Brazilian environment minister Marina de Silva attributed the drop to greater government control and more emphasis on sustainable development projects.

Environmentalists, of course, don't take good news well. BBC quotes Greenpeace saying it is too soon to talk about a long-term slowing of the destruction of the forest. They warn that illegal loggers may just be biding their time.

Greenpeace also warns that a new economic initiative by the Brazilian government is bad news for the rainforests:
In January 2001 the Brazilian government announced its plans for "Avan├ža Brasil" (Advance Brazil).
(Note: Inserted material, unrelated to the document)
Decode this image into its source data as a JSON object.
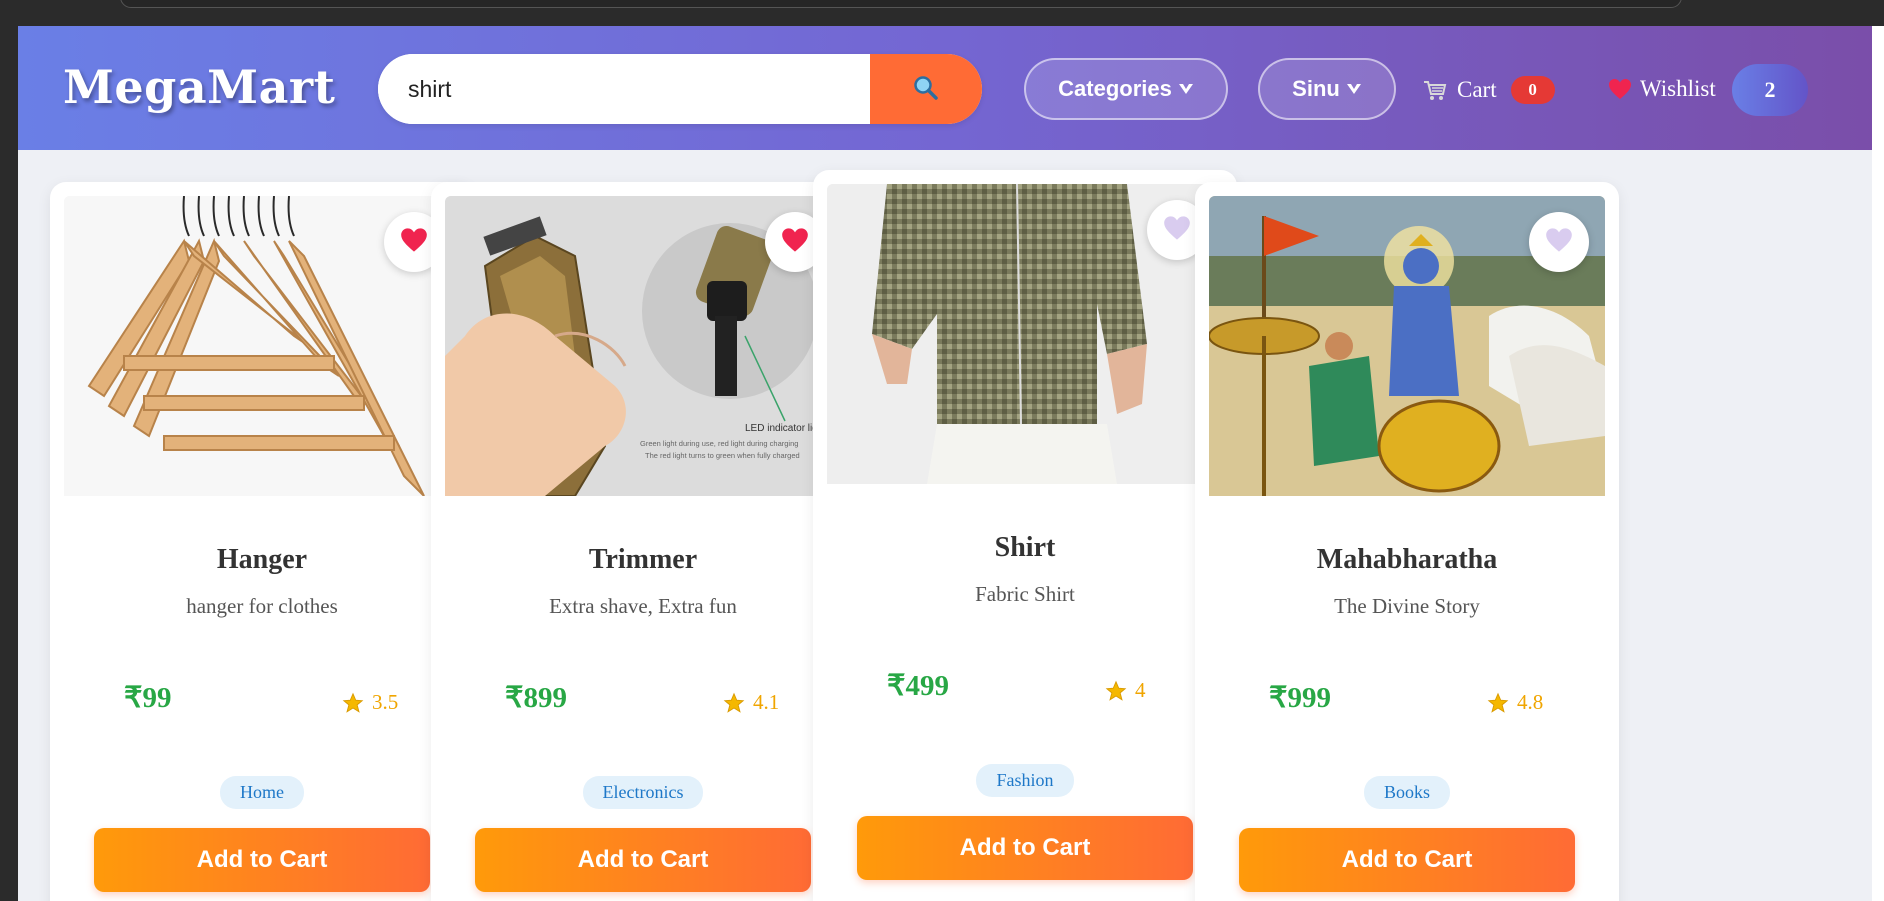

This is a US$40 billion plan to cover much of the Amazon rainforest with 10,000 km of highways, hydroelectric dams, power lines, mines, gas and oilfields, canals, ports, logging concessions and other industrial developments.

Scientists predict that these planned developments will lead to the damage or loss of between 33-42 percent of Brazil's remaining Amazon forest.
In other words, they want us to believe that Brazil intends to wipe out up to 1,050,000
square miles of rainforest!

Really?!

The United States is not quite three times bigger than the Amazon rainforest, covering 3,537,441 square miles. Of this, almost 1.7 million square miles is either developed or in agriculture. Adusting for the size disparity, if the U.S. were the size of the Amazon rainforest, it would have 1.2 million developed square miles.

We are a heavily industrialized country that's been hard at work at conquering the wilderness for 500 years -- 150 in mechanized earnestness -- and we've just barely accomplished on our entire subcontinent what Greenpeace says may happen to the Brazilian rainforest.

The claim isn't merely mathematically ridiculous. Brazil has a lot of much more developable land outside the rainforest, so whatever resources are poured into developing that country will be spread around, leaving only a portion for the rainforest. We didn't concentrate our development in the Louisianna bayous; the Brazilians won't concentrate it in the rainforest.

Like so many environmentalists fears, this is another that is nothing more than eco-hysteria.